I push on this in the conversation: anglers alone will not win it. The real movement happens when the mega-yacht owners, the restaurant owners, and the developers realize that without clean water the hotels do not fill and the whole economy contracts. Lunkerdog and I get into how you build that broader coalition. Hear it in the episode.
The day after talking with Lunkerdog, what stuck with me was the loss of anticipation β that a kid today may never feel the thing we felt when the mullet run was coming. That is the cost of a degraded fishery that no chart fully captures.

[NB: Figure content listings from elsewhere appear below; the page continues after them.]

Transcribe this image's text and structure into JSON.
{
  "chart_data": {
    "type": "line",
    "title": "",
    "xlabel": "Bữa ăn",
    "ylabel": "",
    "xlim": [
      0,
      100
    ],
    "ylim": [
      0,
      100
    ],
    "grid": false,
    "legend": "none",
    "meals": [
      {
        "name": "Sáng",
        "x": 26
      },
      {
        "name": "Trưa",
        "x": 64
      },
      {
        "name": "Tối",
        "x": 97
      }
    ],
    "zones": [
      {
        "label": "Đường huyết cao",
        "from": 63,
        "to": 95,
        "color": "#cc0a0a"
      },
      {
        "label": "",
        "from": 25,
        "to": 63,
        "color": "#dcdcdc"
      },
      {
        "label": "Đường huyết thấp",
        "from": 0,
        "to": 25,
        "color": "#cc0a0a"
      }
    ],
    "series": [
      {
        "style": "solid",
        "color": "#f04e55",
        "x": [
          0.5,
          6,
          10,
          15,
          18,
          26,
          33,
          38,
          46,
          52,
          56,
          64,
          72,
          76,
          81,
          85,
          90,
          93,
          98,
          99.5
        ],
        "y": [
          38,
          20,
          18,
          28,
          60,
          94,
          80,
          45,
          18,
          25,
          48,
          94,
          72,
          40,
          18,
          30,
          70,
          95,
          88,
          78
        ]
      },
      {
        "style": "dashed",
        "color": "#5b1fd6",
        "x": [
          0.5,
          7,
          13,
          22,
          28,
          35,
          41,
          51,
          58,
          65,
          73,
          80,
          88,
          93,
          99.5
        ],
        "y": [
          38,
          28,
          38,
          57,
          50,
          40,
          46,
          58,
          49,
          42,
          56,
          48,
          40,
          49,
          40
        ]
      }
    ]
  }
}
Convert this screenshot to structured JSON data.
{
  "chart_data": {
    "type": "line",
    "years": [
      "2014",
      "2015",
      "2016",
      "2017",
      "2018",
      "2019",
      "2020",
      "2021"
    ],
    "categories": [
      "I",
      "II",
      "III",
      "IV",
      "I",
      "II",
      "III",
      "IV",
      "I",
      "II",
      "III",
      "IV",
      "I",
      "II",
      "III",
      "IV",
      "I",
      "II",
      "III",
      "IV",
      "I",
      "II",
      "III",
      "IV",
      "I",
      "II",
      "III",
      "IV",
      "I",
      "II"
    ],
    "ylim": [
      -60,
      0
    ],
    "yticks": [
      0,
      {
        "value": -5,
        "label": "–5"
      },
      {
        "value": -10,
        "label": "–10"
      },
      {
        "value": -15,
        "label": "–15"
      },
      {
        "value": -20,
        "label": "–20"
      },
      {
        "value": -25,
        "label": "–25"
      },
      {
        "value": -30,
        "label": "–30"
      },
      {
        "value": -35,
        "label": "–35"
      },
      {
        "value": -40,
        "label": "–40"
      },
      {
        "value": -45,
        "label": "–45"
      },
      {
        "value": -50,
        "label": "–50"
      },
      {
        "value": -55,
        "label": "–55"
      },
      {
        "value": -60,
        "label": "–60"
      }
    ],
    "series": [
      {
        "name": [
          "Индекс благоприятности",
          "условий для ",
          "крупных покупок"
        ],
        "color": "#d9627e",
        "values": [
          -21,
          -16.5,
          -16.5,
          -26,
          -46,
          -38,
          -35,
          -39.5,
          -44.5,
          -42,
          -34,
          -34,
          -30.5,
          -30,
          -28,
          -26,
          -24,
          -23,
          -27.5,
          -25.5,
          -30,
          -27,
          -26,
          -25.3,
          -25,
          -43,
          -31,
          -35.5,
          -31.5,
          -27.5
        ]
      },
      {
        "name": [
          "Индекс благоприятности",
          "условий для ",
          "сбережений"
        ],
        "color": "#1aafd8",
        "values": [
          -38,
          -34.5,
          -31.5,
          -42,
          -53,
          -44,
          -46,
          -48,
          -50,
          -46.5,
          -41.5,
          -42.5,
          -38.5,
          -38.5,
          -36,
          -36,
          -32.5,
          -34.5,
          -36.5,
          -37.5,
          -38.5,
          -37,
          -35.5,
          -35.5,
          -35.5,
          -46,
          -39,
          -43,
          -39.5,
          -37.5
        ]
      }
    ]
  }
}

The other thing is his realism. He is not waiting on a study; he is asking who has the power and the will to lead. That is the right question.
Listen to the whole thing, and think about who in your area actually has the juice to make clean water happen.
The Tom Rowland Podcast brings you long-form conversations with the most accomplished anglers, hunters, conservationists, and outdoor professionals in the game. Listen to every full-length Tom Rowland Podcast interview.
Lunkerdog is the on-camera name of Jeff Maggio, a longtime South Florida fishing guide who became the go-to tarpon guide in Broward and Dade counties before turning to fishing content creation and clean-water advocacy. Through his social media, YouTube, and podcast presence he documents the Florida mullet run and the broader decline of coastal water quality, pushing for political leadership and a wide stakeholder coalition to protect the inshore fishery and the communities that depend on clean water.